How strong is your company in the following key performance areas: people, system, culture and mission? Do you have a laser-focused strategy, employ speed as a competitive weapon and possess the agility to turn on a dime?
What if one of the big, powerful, highly scaled regional chains (you know who I’m talking about) entered your market — are you prepared to take the fight to them, or would you be backpeddling, reactively trying to figure out what to do on the run?
Do you proactively engage in the fight, or do you passively sit back and wait for the fight (market conditions) to come to you? Are you the big dog in the fight or the lap dog?
These are all serious questions to consider.
The ultimate goal, more so than obsessing over your competition, is realizing your own potential. On a scale of 1-10, where 10 is maximum potential and one is operating on life support, where would you rate your organization in the four areas mentioned above?
After you rate your organization in these areas, the most important thing is what you’re going to do next. Like everything else in life, you have a choice:
1. Do nothing;
2. Think about your situation forever, also known as analysis paralysis;
3. Enter a state of denial; or
4. Take action.
Mahatma Gandhi once said, “The future depends on what you do in the present.” So, what are you going to do?
PERFORMANCE VS. POTENTIAL
Sadly, too many organizations are systematically underperforming their potential. It’s estimated that 37 percent of a strategy’s potential is lost due to poor organizational alignment. Opportunity cost is at risk when performance does not match potential.

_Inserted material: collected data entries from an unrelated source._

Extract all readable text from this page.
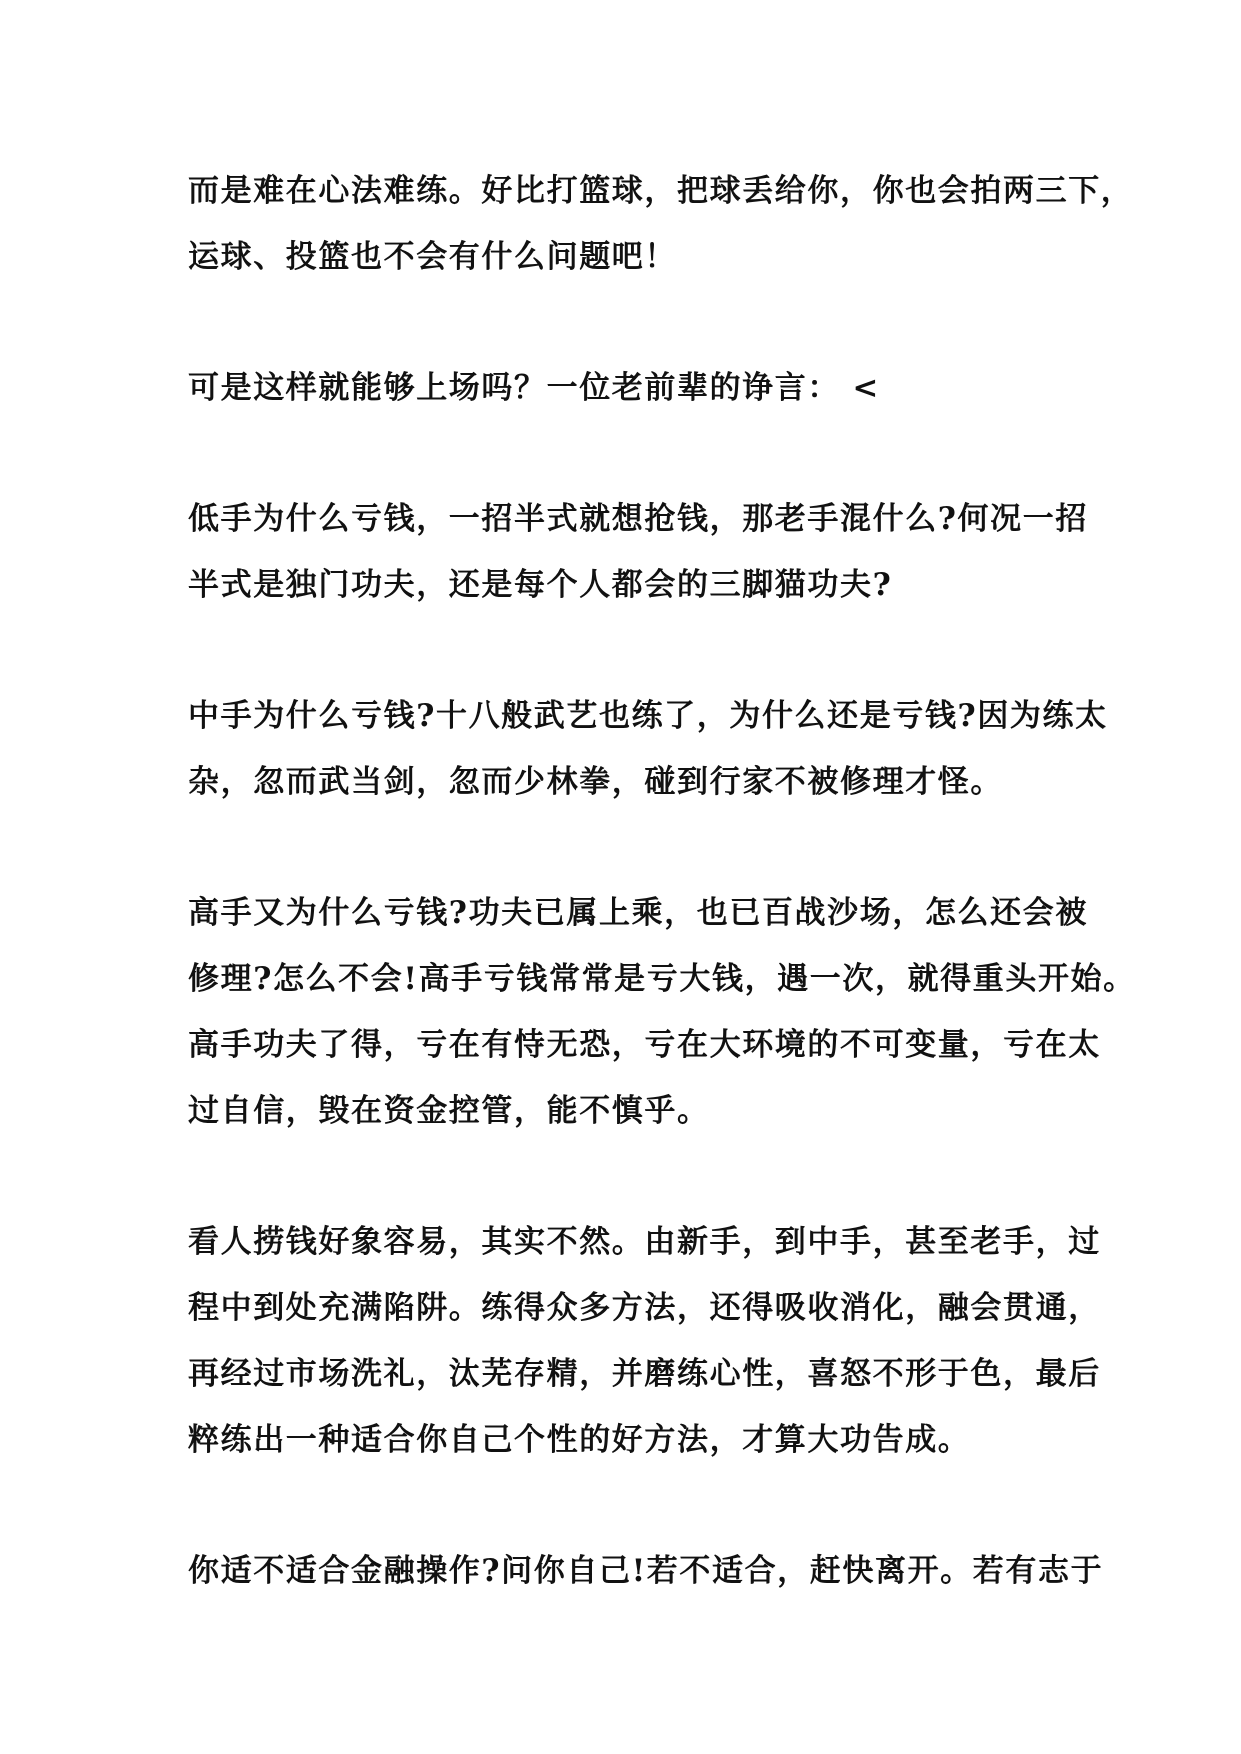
而是难在心法难练。好比打篮球，把球丢给你，你也会拍两三下，
运球、投篮也不会有什么问题吧！

可是这样就能够上场吗？一位老前辈的诤言： <

低手为什么亏钱，一招半式就想抢钱，那老手混什么?何况一招
半式是独门功夫，还是每个人都会的三脚猫功夫?

中手为什么亏钱?十八般武艺也练了，为什么还是亏钱?因为练太
杂，忽而武当剑，忽而少林拳，碰到行家不被修理才怪。

高手又为什么亏钱?功夫已属上乘，也已百战沙场，怎么还会被
修理?怎么不会!高手亏钱常常是亏大钱，遇一次，就得重头开始。
高手功夫了得，亏在有恃无恐，亏在大环境的不可变量，亏在太
过自信，毁在资金控管，能不慎乎。

看人捞钱好象容易，其实不然。由新手，到中手，甚至老手，过
程中到处充满陷阱。练得众多方法，还得吸收消化，融会贯通，
再经过市场洗礼，汰芜存精，并磨练心性，喜怒不形于色，最后
粹练出一种适合你自己个性的好方法，才算大功告成。

你适不适合金融操作?问你自己!若不适合，赶快离开。若有志于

High-performance organizations anticipate where they have performance gaps, lack of alignment and areas where they may be underperforming, and they address these issues before they are implicitly shown in weaker than necessary results.
Step back and analyze your store’s profit centers: fuel, foodservice (food, fountain and hot beverage), merchandise, car wash, and any other services or products you offer.

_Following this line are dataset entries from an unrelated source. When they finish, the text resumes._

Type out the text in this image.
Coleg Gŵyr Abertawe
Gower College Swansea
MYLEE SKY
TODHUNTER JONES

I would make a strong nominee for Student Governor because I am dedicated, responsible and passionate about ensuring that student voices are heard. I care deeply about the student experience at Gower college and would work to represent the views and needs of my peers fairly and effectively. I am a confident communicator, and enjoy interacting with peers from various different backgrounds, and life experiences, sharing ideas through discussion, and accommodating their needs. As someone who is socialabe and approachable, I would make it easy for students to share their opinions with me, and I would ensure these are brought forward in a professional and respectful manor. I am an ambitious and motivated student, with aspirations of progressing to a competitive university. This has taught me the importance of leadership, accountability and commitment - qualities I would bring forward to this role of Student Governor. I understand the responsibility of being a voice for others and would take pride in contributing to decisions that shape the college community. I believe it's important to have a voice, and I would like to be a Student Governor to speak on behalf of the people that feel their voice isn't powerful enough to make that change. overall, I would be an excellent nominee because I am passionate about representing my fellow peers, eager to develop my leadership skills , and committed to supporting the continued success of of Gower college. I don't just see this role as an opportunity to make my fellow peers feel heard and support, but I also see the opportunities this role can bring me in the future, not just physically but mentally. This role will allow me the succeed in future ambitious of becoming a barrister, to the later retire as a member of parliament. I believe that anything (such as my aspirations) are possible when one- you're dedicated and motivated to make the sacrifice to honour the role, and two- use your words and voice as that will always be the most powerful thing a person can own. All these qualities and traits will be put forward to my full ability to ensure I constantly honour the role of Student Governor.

How does your store’s performance compare with your competitors and/or industry averages? What are your sales and profit expectations? Are your results above or below the line? Are your employees consistently performing to your expectations and standards? Have you set high job performance expectations for your employees and clearly communicated these expectations to them?
Employee job expectations should not end at: show up on time, be in complete uniform and don’t steal. You get what you expect. Expect a little, and that’s exactly what you’re going to get.
PERFORMANCE PROCESS
Your employees drive business results. An owner’s job is to set a clear course of direction, establish job performance expectations and standards, and serve as a coach helping employees successfully achieve the expectations they are responsible for. An owner cannot be at the store 24/7 and cannot wait on every customer; that’s why we have employees.
Follow this simple formula to achieve greater production from your employees:
Involvement = Buy-in = Ownership = Engagement
Get your employees involved by asking for their input on how to improve sales and store operating efficiency. Employees are much more likely to buy-in to something they helped create. Buy-in occurs because employees have a stake in the game: their ideas and contributions, not the bosses. When employees take ownership of something, engagement quickly follows.
A new year represents a great opportunity to start fresh. Otherwise, more of the same will get you more of the same.